While there is far more to hardening a server than this single example, this is an often overlooked security issue in many default installations of RHEL and RHEL-based distributions (CentOS, Scientific Linux, etc.)
CentOS and RHEL come with the isdn4k-utils and coolkey packages installed by default for graphical workstations. Unfortunately, these packages create world-writable directories which binaries and scripts may execute from. While it is common to tighten /tmp, /var/tmp and /usr/tmp against execution attacks, these directories often go un-noticed.
If you do not use these utilities (and few servers do), they can be easily removed:
yum remove isdn4k-utils coolkey
Of course if you are using these, then you should find a way to secure these mountpoints with the noexec mount option. This can be done with a loopback filesystem mounted atop the offending mountpoints or with separate LVM volumes for each.

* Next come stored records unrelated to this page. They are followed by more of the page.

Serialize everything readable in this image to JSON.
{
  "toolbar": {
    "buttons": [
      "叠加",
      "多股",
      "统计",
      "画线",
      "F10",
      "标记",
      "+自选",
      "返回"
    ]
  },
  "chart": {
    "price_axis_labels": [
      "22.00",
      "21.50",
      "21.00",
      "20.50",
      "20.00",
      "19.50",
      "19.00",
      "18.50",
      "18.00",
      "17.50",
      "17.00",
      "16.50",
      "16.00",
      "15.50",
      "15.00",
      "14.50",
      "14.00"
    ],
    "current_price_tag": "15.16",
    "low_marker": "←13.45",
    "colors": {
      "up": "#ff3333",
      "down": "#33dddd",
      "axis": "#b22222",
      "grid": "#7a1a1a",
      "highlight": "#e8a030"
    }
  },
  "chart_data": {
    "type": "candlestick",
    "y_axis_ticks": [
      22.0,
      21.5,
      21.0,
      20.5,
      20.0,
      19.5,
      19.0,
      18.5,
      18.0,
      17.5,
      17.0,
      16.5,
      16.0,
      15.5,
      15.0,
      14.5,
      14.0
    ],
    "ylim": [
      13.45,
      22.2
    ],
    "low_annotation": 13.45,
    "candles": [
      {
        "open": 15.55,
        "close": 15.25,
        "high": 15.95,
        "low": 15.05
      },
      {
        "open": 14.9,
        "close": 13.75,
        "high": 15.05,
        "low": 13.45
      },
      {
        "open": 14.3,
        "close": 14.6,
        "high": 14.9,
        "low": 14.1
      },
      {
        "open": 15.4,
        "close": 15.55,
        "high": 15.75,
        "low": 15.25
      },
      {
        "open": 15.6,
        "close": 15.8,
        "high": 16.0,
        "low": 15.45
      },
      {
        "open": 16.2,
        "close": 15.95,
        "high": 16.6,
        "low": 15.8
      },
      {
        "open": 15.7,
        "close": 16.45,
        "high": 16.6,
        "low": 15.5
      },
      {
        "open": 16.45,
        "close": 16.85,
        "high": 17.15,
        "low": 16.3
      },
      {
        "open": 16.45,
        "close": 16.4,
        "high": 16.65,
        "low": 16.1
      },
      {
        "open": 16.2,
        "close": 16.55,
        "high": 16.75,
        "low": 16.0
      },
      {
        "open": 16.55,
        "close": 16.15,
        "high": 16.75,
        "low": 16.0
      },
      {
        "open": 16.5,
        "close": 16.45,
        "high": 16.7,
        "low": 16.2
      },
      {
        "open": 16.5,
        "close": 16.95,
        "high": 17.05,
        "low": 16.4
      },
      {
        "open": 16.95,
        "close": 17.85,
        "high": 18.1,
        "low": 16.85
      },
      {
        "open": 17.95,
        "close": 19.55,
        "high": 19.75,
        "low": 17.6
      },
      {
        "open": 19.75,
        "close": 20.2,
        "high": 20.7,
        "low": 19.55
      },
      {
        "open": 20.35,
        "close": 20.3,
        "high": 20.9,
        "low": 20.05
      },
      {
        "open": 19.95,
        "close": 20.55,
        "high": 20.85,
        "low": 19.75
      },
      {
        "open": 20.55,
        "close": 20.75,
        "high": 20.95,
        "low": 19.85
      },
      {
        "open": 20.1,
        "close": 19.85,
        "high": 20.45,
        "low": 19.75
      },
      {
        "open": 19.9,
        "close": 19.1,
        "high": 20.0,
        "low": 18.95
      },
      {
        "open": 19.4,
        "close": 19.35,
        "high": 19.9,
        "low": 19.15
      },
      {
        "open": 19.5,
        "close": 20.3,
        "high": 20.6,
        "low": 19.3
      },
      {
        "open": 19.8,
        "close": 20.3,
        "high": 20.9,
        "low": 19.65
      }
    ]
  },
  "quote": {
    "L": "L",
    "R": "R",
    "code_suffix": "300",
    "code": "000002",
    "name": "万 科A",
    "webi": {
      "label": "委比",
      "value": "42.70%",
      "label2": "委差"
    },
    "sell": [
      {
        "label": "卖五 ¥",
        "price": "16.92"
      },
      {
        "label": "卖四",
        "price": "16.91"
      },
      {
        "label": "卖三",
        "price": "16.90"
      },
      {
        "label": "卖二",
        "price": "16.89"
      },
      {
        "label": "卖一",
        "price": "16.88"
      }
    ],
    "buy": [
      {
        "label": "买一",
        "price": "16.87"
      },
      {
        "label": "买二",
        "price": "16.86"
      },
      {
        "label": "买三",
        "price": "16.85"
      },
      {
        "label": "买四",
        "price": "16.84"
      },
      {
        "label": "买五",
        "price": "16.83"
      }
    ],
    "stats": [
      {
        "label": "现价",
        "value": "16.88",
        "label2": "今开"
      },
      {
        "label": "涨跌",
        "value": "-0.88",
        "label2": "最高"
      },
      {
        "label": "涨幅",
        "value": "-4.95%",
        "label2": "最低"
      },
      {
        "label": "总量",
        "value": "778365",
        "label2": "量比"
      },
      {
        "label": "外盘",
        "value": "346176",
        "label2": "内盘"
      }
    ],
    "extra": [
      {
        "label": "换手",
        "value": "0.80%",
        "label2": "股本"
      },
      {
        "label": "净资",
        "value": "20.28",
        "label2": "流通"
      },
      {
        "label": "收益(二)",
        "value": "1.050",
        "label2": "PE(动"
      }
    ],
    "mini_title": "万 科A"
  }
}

Traditionally, /var does not run executable code so you could mount the entire /var mountpoint as noexec. Its a great security practice if you can support this, however, there are some packages which expect to run their update scripts out of /var/tmp/ so be prepared to fix some broken package updates or installations. When you do have a package error, simply mount /var as executable:
mount -o remount,rw,exec /var
install the package, and then disable execution on the mountpoint:
mount -o remount,rw,noexec /var
I recommend nosuid and nodev mount options for these types of mount points as well to restrict less common attack vectors.